BEIRUT, Lebanon — The head of the United Nations observers' mission in Syria demanded Sunday that warring parties allow the evacuation of women, children, elderly and sick people endangered by fighting in the besieged city of Homs and other combat zones.
Maj. Gen. Robert Mood said the observers had been trying for the past week to bring out families and wounded trapped in Homs by heavily shelling of rebel-held areas.
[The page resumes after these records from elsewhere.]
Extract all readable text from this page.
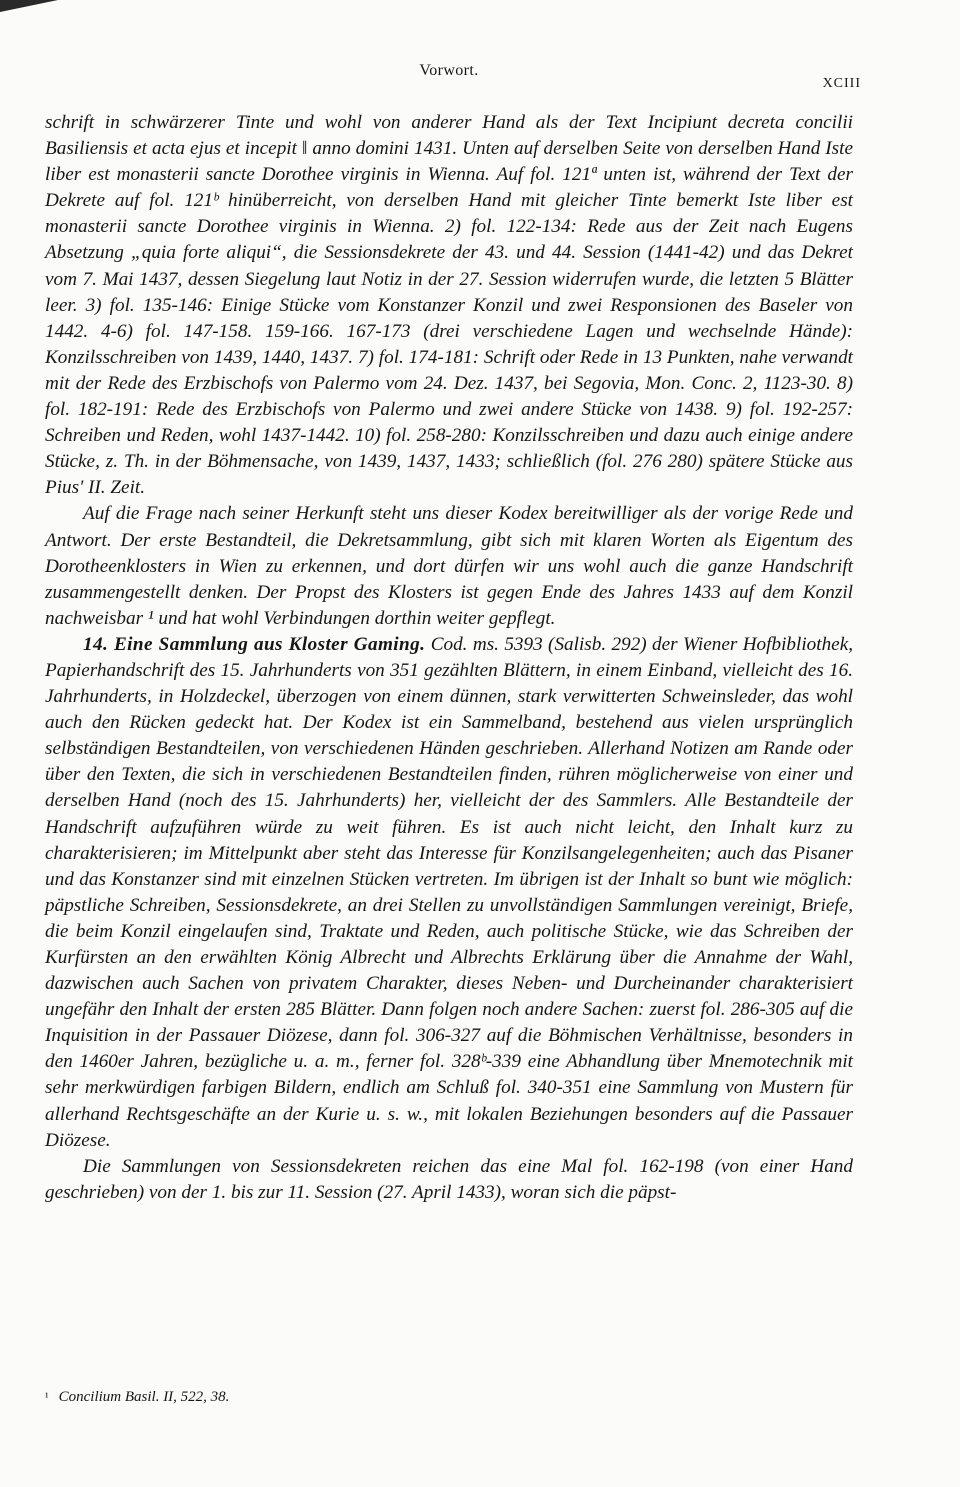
Vorwort.
XCIII

schrift in schwärzerer Tinte und wohl von anderer Hand als der Text Incipiunt decreta concilii Basiliensis et acta ejus et incepit ‖ anno domini 1431. Unten auf derselben Seite von derselben Hand Iste liber est monasterii sancte Dorothee virginis in Wienna. Auf fol. 121ª unten ist, während der Text der Dekrete auf fol. 121ᵇ hinüberreicht, von derselben Hand mit gleicher Tinte bemerkt Iste liber est monasterii sancte Dorothee virginis in Wienna. 2) fol. 122-134: Rede aus der Zeit nach Eugens Absetzung „quia forte aliqui“, die Sessionsdekrete der 43. und 44. Session (1441-42) und das Dekret vom 7. Mai 1437, dessen Siegelung laut Notiz in der 27. Session widerrufen wurde, die letzten 5 Blätter leer. 3) fol. 135-146: Einige Stücke vom Konstanzer Konzil und zwei Responsionen des Baseler von 1442. 4-6) fol. 147-158. 159-166. 167-173 (drei verschiedene Lagen und wechselnde Hände): Konzilsschreiben von 1439, 1440, 1437. 7) fol. 174-181: Schrift oder Rede in 13 Punkten, nahe verwandt mit der Rede des Erzbischofs von Palermo vom 24. Dez. 1437, bei Segovia, Mon. Conc. 2, 1123-30. 8) fol. 182-191: Rede des Erzbischofs von Palermo und zwei andere Stücke von 1438. 9) fol. 192-257: Schreiben und Reden, wohl 1437-1442. 10) fol. 258-280: Konzilsschreiben und dazu auch einige andere Stücke, z. Th. in der Böhmensache, von 1439, 1437, 1433; schließlich (fol. 276 280) spätere Stücke aus Pius' II. Zeit.

Auf die Frage nach seiner Herkunft steht uns dieser Kodex bereitwilliger als der vorige Rede und Antwort. Der erste Bestandteil, die Dekretsammlung, gibt sich mit klaren Worten als Eigentum des Dorotheenklosters in Wien zu erkennen, und dort dürfen wir uns wohl auch die ganze Handschrift zusammengestellt denken. Der Propst des Klosters ist gegen Ende des Jahres 1433 auf dem Konzil nachweisbar ¹ und hat wohl Verbindungen dorthin weiter gepflegt.

14. Eine Sammlung aus Kloster Gaming. Cod. ms. 5393 (Salisb. 292) der Wiener Hofbibliothek, Papierhandschrift des 15. Jahrhunderts von 351 gezählten Blättern, in einem Einband, vielleicht des 16. Jahrhunderts, in Holzdeckel, überzogen von einem dünnen, stark verwitterten Schweinsleder, das wohl auch den Rücken gedeckt hat. Der Kodex ist ein Sammelband, bestehend aus vielen ursprünglich selbständigen Bestandteilen, von verschiedenen Händen geschrieben. Allerhand Notizen am Rande oder über den Texten, die sich in verschiedenen Bestandteilen finden, rühren möglicherweise von einer und derselben Hand (noch des 15. Jahrhunderts) her, vielleicht der des Sammlers. Alle Bestandteile der Handschrift aufzuführen würde zu weit führen. Es ist auch nicht leicht, den Inhalt kurz zu charakterisieren; im Mittelpunkt aber steht das Interesse für Konzilsangelegenheiten; auch das Pisaner und das Konstanzer sind mit einzelnen Stücken vertreten. Im übrigen ist der Inhalt so bunt wie möglich: päpstliche Schreiben, Sessionsdekrete, an drei Stellen zu unvollständigen Sammlungen vereinigt, Briefe, die beim Konzil eingelaufen sind, Traktate und Reden, auch politische Stücke, wie das Schreiben der Kurfürsten an den erwählten König Albrecht und Albrechts Erklärung über die Annahme der Wahl, dazwischen auch Sachen von privatem Charakter, dieses Neben- und Durcheinander charakterisiert ungefähr den Inhalt der ersten 285 Blätter. Dann folgen noch andere Sachen: zuerst fol. 286-305 auf die Inquisition in der Passauer Diözese, dann fol. 306-327 auf die Böhmischen Verhältnisse, besonders in den 1460er Jahren, bezügliche u. a. m., ferner fol. 328ᵇ-339 eine Abhandlung über Mnemotechnik mit sehr merkwürdigen farbigen Bildern, endlich am Schluß fol. 340-351 eine Sammlung von Mustern für allerhand Rechtsgeschäfte an der Kurie u. s. w., mit lokalen Beziehungen besonders auf die Passauer Diözese.

Die Sammlungen von Sessionsdekreten reichen das eine Mal fol. 162-198 (von einer Hand geschrieben) von der 1. bis zur 11. Session (27. April 1433), woran sich die päpst-

¹ Concilium Basil. II, 522, 38.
The offensive is part of a broader push by President Bashar Assad's forces to regain rebel-held villages and towns throughout the country.
"The parties must reconsider their position and allow women, children, the elderly and the injured to leave conflict zones without any preconditions and ensure their safety," Mood said in a statement.
On Saturday, the United Nations said its 300 observers based in Syria were suspending all missions because of concerns for their safety after fighting intensified over the previous 10 days. But the monitors said they were remaining in Syria in Damascus, the capital.
Regime forces have been waging a fierce offensive through towns and villages nationwide, trying to root out rebels by shelling urban areas with tanks and attacking from helicopters. Rebels also have attacked Syrian forces, mostly trying to burn tanks.
The activist group Syrian Observatory for Human Rights said at least eight soldiers were killed in a rebel attack, and about 30 Syrian civilians and rebels were killed across the country Sunday.
"The humanitarian situation in Homs is very difficult," said Rami Abdul-Rahman, who heads the British-based Observatory. "It is very clear that the army wants to retake Homs."
The Observatory asked the United Nations on Saturday to intervene in Homs to evacuate 1,000 families the group said were trapped by violence along with dozens of wounded people in rebel-controlled areas who could not get medicine or doctors to treat them.
On Sunday, clashes appeared intense in Homs and its surrounding provinces as well as in Douma on the fringes of the Syrian capital, said the Observatory and the Local Coordination Committees, another activist group.